Nigerian Manufacturers Association (MAN) has warned that the country’s debt burden will likely affect economic growth under President Bola Tinubu.
According to the the body’s CEOs’ Confidence Index (MCCI) first quarter 2023 (Q1’23), “The domino effects of escalating public debt on the manufacturing sector are endless”.
Nigeria’s debt profile rose by 410 percent in the last 8 years. In March, Nigeria’s Debt Management Office (DMO) revealed that the country’s total public debt rose to 46.25 trillion naira ($103.1 billion) in 2022.
The rise was from 39.56 trillion naira in the year 2021, as the government ramped up borrowing to fund its budget deficit.
The MAN’s index report further revealed that the “rising domestic debt is highly crowding out private investment in the manufacturing sector by reducing credit availability and forcing hike in lending rates”.
The manufacturers also stressed how the debt situation had affected the availability of foreign currencies for their industry to stimulate production and national economy.
“External debts are mostly serviced in foreign currencies, hence high demand for foreign currencies further depreciates the naira and makes importation of non-locally produced critical inputs highly expensive for manufacturers.
“Moreover, higher debt servicing is consuming greater volume of forex and worsening the forex scarcity that has plagued the manufacturing sector for many years. Higher debt repayment requires increased revenue.
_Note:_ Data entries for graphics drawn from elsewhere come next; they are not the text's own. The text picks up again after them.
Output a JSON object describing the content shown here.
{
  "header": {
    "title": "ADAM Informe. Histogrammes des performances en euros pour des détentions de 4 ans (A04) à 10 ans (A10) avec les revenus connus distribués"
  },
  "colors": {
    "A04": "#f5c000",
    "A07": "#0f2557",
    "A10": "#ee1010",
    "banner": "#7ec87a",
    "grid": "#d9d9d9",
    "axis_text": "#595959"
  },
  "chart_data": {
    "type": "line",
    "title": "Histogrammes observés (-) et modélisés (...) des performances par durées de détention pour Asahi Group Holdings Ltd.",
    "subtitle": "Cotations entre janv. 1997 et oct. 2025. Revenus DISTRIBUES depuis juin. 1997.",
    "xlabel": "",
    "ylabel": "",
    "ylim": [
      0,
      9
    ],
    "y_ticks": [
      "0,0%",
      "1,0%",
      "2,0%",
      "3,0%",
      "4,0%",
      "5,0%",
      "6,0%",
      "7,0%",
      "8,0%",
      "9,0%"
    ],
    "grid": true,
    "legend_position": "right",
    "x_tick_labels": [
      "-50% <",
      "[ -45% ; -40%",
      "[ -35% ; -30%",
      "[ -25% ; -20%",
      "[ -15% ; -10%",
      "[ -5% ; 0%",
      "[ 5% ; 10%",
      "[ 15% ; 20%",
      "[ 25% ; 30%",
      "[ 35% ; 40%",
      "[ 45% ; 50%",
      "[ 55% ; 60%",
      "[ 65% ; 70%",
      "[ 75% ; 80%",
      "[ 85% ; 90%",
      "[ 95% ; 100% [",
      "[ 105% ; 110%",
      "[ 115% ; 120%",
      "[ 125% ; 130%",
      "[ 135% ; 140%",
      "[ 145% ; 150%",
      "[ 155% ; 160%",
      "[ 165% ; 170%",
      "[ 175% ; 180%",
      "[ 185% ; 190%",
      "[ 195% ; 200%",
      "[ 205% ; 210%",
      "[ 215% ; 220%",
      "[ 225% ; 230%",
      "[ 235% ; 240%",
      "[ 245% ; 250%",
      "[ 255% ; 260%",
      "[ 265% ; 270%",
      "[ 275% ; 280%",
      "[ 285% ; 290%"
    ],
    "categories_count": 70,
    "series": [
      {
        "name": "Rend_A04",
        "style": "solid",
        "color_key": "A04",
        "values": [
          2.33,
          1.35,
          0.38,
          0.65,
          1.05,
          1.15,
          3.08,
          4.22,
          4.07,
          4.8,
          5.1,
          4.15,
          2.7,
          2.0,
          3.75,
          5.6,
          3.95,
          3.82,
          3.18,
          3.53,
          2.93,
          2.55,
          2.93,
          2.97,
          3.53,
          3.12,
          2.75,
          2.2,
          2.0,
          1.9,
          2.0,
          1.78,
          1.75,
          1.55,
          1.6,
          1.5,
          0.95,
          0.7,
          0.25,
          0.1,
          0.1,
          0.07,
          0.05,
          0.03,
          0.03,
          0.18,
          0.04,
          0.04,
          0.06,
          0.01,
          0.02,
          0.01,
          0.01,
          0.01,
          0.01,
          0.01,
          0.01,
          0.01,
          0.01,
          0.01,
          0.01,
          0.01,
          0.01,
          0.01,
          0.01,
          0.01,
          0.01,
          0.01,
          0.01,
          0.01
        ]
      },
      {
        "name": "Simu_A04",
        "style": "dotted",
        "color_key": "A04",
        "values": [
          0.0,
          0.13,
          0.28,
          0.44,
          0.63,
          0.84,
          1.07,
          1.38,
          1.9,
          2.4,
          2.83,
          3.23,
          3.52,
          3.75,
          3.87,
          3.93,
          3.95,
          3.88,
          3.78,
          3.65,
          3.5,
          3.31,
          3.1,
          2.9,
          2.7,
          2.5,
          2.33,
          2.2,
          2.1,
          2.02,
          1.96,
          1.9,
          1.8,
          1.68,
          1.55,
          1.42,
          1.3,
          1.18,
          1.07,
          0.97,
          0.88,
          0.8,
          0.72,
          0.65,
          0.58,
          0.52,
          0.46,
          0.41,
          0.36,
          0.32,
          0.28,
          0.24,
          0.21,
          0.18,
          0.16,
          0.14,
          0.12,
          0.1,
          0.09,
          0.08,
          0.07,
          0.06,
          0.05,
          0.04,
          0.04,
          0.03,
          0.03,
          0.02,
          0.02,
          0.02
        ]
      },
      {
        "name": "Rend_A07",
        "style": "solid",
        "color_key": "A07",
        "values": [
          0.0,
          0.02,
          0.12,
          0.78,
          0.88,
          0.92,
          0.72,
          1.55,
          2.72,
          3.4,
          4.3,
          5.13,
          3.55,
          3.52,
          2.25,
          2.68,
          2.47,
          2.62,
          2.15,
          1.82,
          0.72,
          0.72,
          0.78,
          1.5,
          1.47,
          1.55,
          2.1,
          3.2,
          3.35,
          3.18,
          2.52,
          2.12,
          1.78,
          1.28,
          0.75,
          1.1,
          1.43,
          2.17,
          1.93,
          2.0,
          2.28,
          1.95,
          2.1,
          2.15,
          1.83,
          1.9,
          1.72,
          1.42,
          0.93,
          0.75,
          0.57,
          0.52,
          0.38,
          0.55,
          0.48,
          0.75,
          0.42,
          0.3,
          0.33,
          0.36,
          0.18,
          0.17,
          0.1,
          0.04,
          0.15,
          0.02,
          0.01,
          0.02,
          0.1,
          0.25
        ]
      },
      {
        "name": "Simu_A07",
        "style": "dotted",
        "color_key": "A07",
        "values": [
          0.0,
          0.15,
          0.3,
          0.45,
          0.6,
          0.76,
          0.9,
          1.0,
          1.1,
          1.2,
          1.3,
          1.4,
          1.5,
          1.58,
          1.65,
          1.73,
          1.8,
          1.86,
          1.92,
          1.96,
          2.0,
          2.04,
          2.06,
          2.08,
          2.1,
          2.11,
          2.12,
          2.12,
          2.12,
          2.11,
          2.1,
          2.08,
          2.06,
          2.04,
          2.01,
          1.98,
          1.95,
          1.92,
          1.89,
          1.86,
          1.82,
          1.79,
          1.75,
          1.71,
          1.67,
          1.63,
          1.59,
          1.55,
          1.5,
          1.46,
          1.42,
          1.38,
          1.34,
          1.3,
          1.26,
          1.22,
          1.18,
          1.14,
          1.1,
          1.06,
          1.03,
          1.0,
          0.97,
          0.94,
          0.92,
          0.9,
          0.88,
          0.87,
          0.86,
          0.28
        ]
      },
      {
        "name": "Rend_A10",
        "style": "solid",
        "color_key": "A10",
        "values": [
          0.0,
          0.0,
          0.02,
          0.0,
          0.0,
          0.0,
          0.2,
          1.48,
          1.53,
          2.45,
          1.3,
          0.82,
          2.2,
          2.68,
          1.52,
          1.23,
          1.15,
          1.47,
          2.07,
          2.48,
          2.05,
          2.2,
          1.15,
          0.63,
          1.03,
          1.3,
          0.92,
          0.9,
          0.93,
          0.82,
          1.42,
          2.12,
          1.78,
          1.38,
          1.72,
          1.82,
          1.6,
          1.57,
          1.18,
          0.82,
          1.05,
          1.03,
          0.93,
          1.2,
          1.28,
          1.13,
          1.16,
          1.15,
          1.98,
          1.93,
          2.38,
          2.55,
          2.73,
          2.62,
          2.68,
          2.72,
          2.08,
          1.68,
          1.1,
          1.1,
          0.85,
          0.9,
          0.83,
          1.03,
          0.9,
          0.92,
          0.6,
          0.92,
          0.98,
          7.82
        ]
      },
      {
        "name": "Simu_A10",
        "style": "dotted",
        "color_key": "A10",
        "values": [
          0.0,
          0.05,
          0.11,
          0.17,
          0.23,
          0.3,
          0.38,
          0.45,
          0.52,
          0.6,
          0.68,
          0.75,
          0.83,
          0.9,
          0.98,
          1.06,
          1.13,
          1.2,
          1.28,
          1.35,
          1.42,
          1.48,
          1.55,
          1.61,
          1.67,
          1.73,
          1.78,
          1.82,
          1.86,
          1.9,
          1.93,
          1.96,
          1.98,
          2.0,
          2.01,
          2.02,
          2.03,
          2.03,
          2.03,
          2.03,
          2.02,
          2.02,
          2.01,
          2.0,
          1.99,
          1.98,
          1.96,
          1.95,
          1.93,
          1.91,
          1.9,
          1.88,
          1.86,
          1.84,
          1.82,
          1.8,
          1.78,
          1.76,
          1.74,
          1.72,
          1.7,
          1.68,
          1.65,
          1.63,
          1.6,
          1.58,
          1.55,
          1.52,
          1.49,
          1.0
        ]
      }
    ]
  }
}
“The Nigerian government has continued to breed a harsh business environment by its indiscriminate imposition of high and multiple taxes on manufacturers all in a bid to generate revenue”.
Nigeria’s public finance is currently affected by dwindling oil prices and industrial-scale crude oil theft and what used to be the high amount expended on fuel subsidies.
With fuel subsidy out of the equation from the first day of his administration, it is yet to be seen how President Tinubu will better the country’s economic lot in the shortest space of time.
A likely option is the tax system but there are already existing fears around taxation in the country. So much that MAN stressed that “contrary to the popular parlance in the government quarters that Nigeria has revenue problem, the country’s debt crisis is not a result of inadequate revenue and it is anti-growth to view manufacturing taxes as the last resort for curbing the debt problem”.